1. a) Die Richtlinie 7.6 zur «Erklärung» statuiert den Grundsatz, dass in der Medienberichterstattung über ein Gerichtsverfahren weder Namen noch andere Angaben genannt werden, die eine Identifikation einer von einem Gerichtsverfahren betroffenen Person durch Dritte ermöglichen. Als «Dritte» gelten Personen, die nicht zu Familie, zum sozialen oder beruflichen Umfeld gehören. Ausnahmsweise darf der Name genannt werden, wenn jemand in der Öffentlichkeit allgemein bekannt ist und wenn der Gegenstand des Medienberichts mit der Bekanntheit zusammenhängt.

b) Soweit die Beschwerdeführer in einem Nebenpunkt geltend machen, mit der namentlichen Nennung von Frank A. Meyer im Bericht vom 31. Januar 2002 habe der «Tages-Anzeiger» «an sich gegen Richtlinie 7.6» verstossen, ist diese Rüge offensichtlich unbegründet. Frank A. Meyer ist unbestrittenermassen eine bekannte Persönlichkeit. Die Namensnennung erfolgte zudem im Zusammenhang mit der publizistischen Tätigkeit, aufgrund derer die Leserschaft Frank A. Meyer kennt.

2. a) Gemäss Richtlinie 7.7 zur «Erklärung» muss die Berichterstattung über einen Freispruch in einem angemessenen Verhältnis zur ursprünglichen Präsentation des Falles stehen. Wenn der Name der betroffenen Person genannt wurde oder diese sonstwie identifizierbar war, ist bei der Berichterstattung über den Gerichtsentscheid diesem Umstand angemessen Rechnung zu tragen. Diese Regel dient der journalistischen Fairness. Es soll der Gefahr begegnet werden, dass die klärende Wirkung eines Freispruches dem Angeschuldigten nichts mehr nützt, weil der Verdacht ohne Korrektur auf ihm lasten bleibt.

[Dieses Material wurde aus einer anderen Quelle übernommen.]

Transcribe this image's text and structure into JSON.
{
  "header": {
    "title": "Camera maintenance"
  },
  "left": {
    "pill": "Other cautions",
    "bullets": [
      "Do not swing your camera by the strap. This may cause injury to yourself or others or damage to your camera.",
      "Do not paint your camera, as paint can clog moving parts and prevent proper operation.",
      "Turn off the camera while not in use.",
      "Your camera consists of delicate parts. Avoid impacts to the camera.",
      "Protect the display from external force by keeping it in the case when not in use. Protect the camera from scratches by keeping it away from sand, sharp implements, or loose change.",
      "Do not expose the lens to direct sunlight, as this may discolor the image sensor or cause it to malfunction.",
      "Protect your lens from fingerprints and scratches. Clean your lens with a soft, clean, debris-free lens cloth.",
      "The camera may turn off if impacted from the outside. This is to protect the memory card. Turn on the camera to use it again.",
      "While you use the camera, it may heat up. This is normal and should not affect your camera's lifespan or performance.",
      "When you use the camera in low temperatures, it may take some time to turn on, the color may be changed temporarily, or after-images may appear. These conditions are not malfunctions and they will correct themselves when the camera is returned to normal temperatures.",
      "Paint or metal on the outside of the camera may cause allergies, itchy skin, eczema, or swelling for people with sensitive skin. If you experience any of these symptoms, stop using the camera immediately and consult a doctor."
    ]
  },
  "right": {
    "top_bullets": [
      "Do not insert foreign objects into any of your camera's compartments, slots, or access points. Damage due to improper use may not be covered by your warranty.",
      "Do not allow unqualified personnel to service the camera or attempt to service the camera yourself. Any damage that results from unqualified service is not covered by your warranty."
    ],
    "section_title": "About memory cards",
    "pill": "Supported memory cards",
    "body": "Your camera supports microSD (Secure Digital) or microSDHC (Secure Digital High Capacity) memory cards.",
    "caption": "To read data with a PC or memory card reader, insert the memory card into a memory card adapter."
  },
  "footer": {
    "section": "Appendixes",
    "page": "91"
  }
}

b) Entgegen der impliziten Ansicht der «Tamedia» gibt es keinen Grund, mit einer erforderlichen Namensnennung zu warten, bis über den schriftlich begründeten (nicht bloss mündlich verkündeten) Freispruch berichtet wird. Wenn eine Namensnennung angebracht ist, so sollte diese grundsätzlich bei jeder Berichterstattung über einen Freispruch erfolgen. Dies gilt zumindest dann, wenn wie vorliegend über die Ehrverletzungsklage gegen eine prominente Person namentlich berichtet wurde, der Bericht über den Freispruch anlässlich der Urteilsverkündung dann aber bloss allgemein von «Journalisten» spricht. Der «Tages-Anzeiger» hätte deshalb die Namen der Freigesprochenen bereits im Artikel vom 28. Februar 2002 nennen müssen und hat mit dieser Unterlassung Ziffer 7 der «Erklärung» verletzt.

III. Feststellungen

1. Die Beschwerde wird teilweise gutgeheissen.

2. Der «Tages-Anzeiger» hat Ziffer 7 der «Erklärung der Pflichten und Rechte der Journalistinnen und Journalisten» verletzt, indem er in seiner Berichterstattung über eine Ehrverletzungsklage zuerst zwar die Namen der Angeschuldigten genannt hat, im Artikel über den späteren Freispruch dagegen auf eine Namensnennung ohne ersichtlichen Grund verzichtete.

3. Darüber hinausgehend wird die Beschwerde abgewiesen. Insbesondere ist es zulässig, den Namen eines prominenten Journalisten im Zusammenhang mit einer gegen ihn erhobenen Klage wegen Ehrverletzung durch die Presse zu nennen.